Yes, I still have my position and will hold. Not sure exactly what is going on but presumably a combination of the downgrade and collapsing NG prices. I'm unsure if ECT still has any hedges (they probably started with some but being a trust cannot add new ones once the initial ones roll off) and also how wet their gas is (how much liquids it contains). Maybe someone here has researched and knows more. Marcellus does have a lot of liquids in some areas, but whether the ECT properties are in the 'wet' part, I haven't checked (it should be laid out in the prospectus if anyone has time to look). IF they are unhedged AND they are mostly dry gas then the distribution could come down significantly. Maybe that's what people are thinking. Whether it is the case or not, I haven't investigated but somebody should be able to check by looking at the trust filings. HGT is also getting killed over the last few days...that one is clear cut - they are dry gas and unhedged, so it makes sense. SJT has held up relatively better so far but they are in the same boat so I would assume they will follow.
Whether it is a buying opportunity depends on how long NG prices will stay low. It seems it is starting to sink in that they may be low a long time. Merrill Lynch just put out a note talking about 'an incredible glut' and just slashed their NG target prices to the low 3's for all of 2012 and 2013.

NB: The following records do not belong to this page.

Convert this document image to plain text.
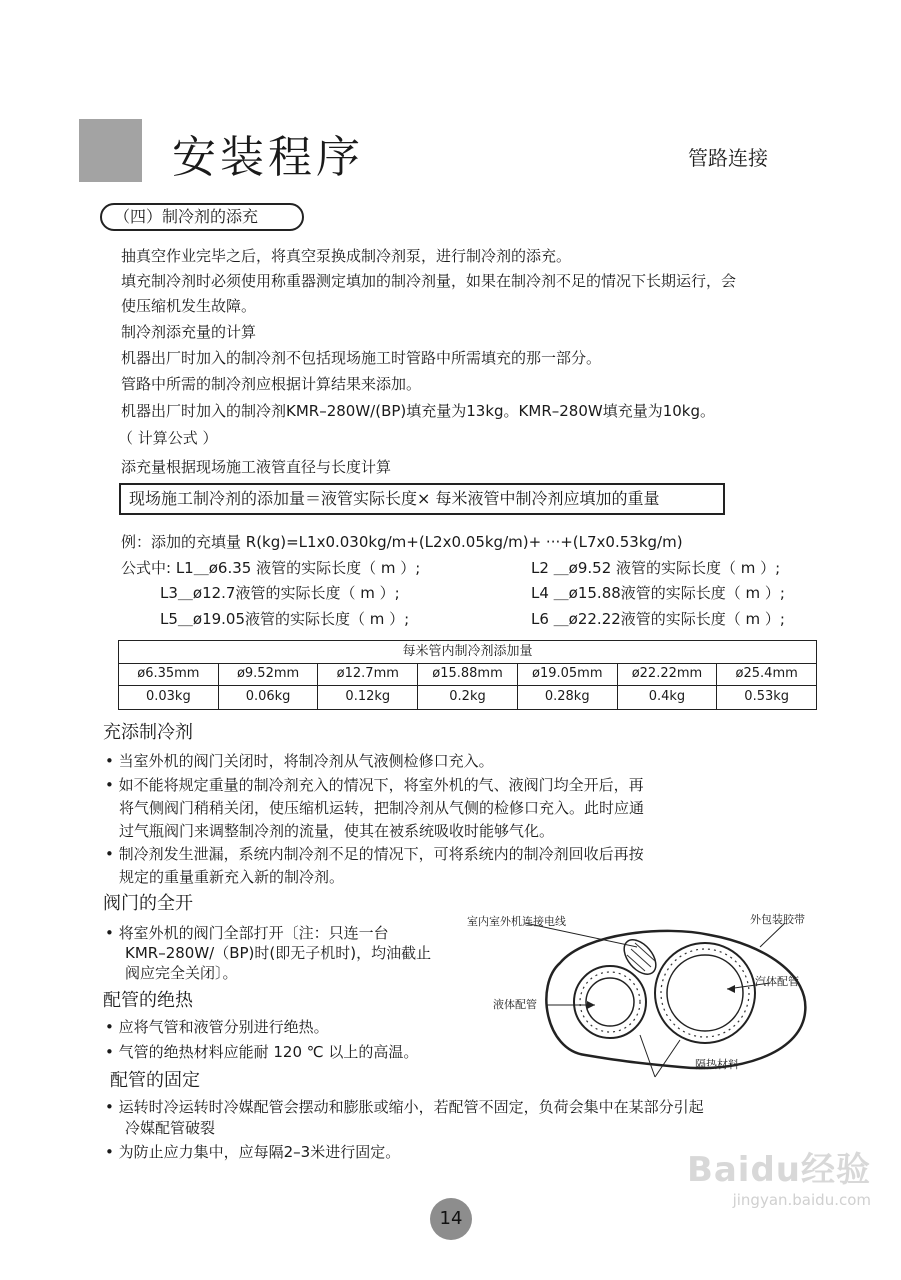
安装程序	管路连接
（四）制冷剂的添充
抽真空作业完毕之后，将真空泵换成制冷剂泵，进行制冷剂的添充。
填充制冷剂时必须使用称重器测定填加的制冷剂量，如果在制冷剂不足的情况下长期运行，会
使压缩机发生故障。
制冷剂添充量的计算
机器出厂时加入的制冷剂不包括现场施工时管路中所需填充的那一部分。
管路中所需的制冷剂应根据计算结果来添加。
机器出厂时加入的制冷剂KMR–280W/(BP)填充量为13kg。KMR–280W填充量为10kg。
（ 计算公式 ）
添充量根据现场施工液管直径与长度计算
现场施工制冷剂的添加量＝液管实际长度× 每米液管中制冷剂应填加的重量
例：添加的充填量 R(kg)=L1x0.030kg/m+(L2x0.05kg/m)+ ···+(L7x0.53kg/m)
公式中: L1＿ø6.35 液管的实际长度（ m ）;	L2 ＿ø9.52 液管的实际长度（ m ）;
L3＿ø12.7液管的实际长度（ m ）;	L4 ＿ø15.88液管的实际长度（ m ）;
L5＿ø19.05液管的实际长度（ m ）;	L6 ＿ø22.22液管的实际长度（ m ）;
每米管内制冷剂添加量
ø6.35mm	ø9.52mm	ø12.7mm	ø15.88mm	ø19.05mm	ø22.22mm	ø25.4mm
0.03kg	0.06kg	0.12kg	0.2kg	0.28kg	0.4kg	0.53kg
充添制冷剂
• 当室外机的阀门关闭时，将制冷剂从气液侧检修口充入。
• 如不能将规定重量的制冷剂充入的情况下，将室外机的气、液阀门均全开后，再
将气侧阀门稍稍关闭，使压缩机运转，把制冷剂从气侧的检修口充入。此时应通
过气瓶阀门来调整制冷剂的流量，使其在被系统吸收时能够气化。
• 制冷剂发生泄漏，系统内制冷剂不足的情况下，可将系统内的制冷剂回收后再按
规定的重量重新充入新的制冷剂。
阀门的全开
• 将室外机的阀门全部打开〔注：只连一台
KMR–280W/（BP)时(即无子机时)，均油截止
阀应完全关闭〕。
配管的绝热
• 应将气管和液管分别进行绝热。
• 气管的绝热材料应能耐 120 ℃ 以上的高温。
配管的固定
• 运转时冷运转时冷媒配管会摆动和膨胀或缩小，若配管不固定，负荷会集中在某部分引起
冷媒配管破裂
• 为防止应力集中，应每隔2–3米进行固定。
室内室外机连接电线	外包装胶带
汽体配管
液体配管
隔热材料
14
Baidu经验
jingyan.baidu.com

Personally I will hold all my positions because I also have oily plays and G&Ps which will do well in an environment of low gas prices. I may add to positions like HGT if prices get much cheaper (not yet though). But whether to hold probably depends on your own individual portfolio (how much it is weighted to NG sensitive plays) and whether you can stand it if prices go much lower.
Well its a split decision. They are not unhedged, and the hedges go out to 3/31/14 on 50% of estimated production. That is the good news. But I read the s-1A last evening and scanned it again after your comment, and I find no trace of any mention of oil or oil pricing or the BOE equivalent for wet gas. All the verbiage is on nat gas pricing. I think these are dry gas wells.
Good news is hedges are at $6.82/MCF in sub $3 market. Bad news is its only 50% and it may well be that the subordination targets will not be hit. See the recent post above on what Oppenheimer was saying, 3rd Qtr could drop below sub target and they used $3.35/MCF they said.